When raising a child, it’s hard not to have expectations. You know what you have done to succeed, what you have failed at, and the mistakes you have made. You want to teach your child the ropes and prevent them from making the same mistakes you did. Easy right? We expect them to listen, take our advice, and go forth in to the world and conquer, right? Wrong. They don’t. They do everything opposite of what you advised and then get mad at you for even advising. Yep, it’s the expectation again. We expect them to do what we know is right instead of letting them grow into their own selves. Remember when you were younger? Did you listen to everything your parents told you? I did to a certain extent, but I had to pave my own way. I failed a lot. I failed miserably, but I learned appreciation. I learned hard work and perseverance. The key word is I learned. Let your child learn. Remove the expectation from your children.
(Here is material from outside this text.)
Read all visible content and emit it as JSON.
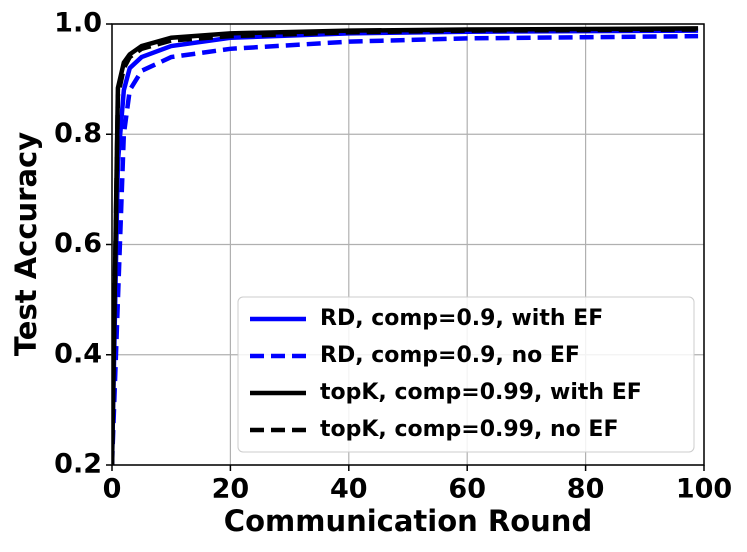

Keep advising, keep inspiring, keep guiding, but don’t allow their mistakes to define you. Easier said than done. Trust me, I know this all too well. It is still a learning process. My child still gets mad at me for even advising. But I will never give up or stop advising. He will have to learn to deal with it!

Relationships

Ahh, the monster of them all… relationships. Relationships with friends and family is terribly hard. Especially the older we get. Your friends will get married, have kids, start new business ventures, make other friends and you will feel left out. You have the expectations that things will remain the same because you did. Wrong. Allow people to be themselves and to grow. That is the expectations we should have in our relationships and they should have the same expectations with you. The expectation of individual growth. As you grow and your friends will grow, you will lose some and others will stick around. It is perfectly ok to let some friendships go but the ones that are worth fighting for, do it and simply be understanding.

daria friend gif

Now when it comes to family relationships, the same rules apply. Some family members, you have to let go and love them from afar, and others you can hold tight onto. There will always be family drama, someone will always be upset with someone else, and sometimes you get put in the middle. As a family member, you tend to expect more out of them because you hold them to a higher regard. Let those expectations go. Love them for who they are. If they are not doing right by you or another person, it is ok to call them out lovingly. Often than not, you have to walk away from a toxic environment to gain peace. You may decide to move to a new place to find peace from family. I am here to tell you NOT to feel guilty about that. Never feel guilty about choosing you. Remember, they are going to choose themselves above all. Be mindful, be respectful, be caring, but be authentic, be true to yourself and value your sanity. Space is a good thing. There is a quote by Zora Neal Hurston that I think of, “All my skinfolk ain’t kinfolk”. That quote rings true to this and many other situations in life.

Ladies, I am urging you to choose YOU above all. Your life depends on it.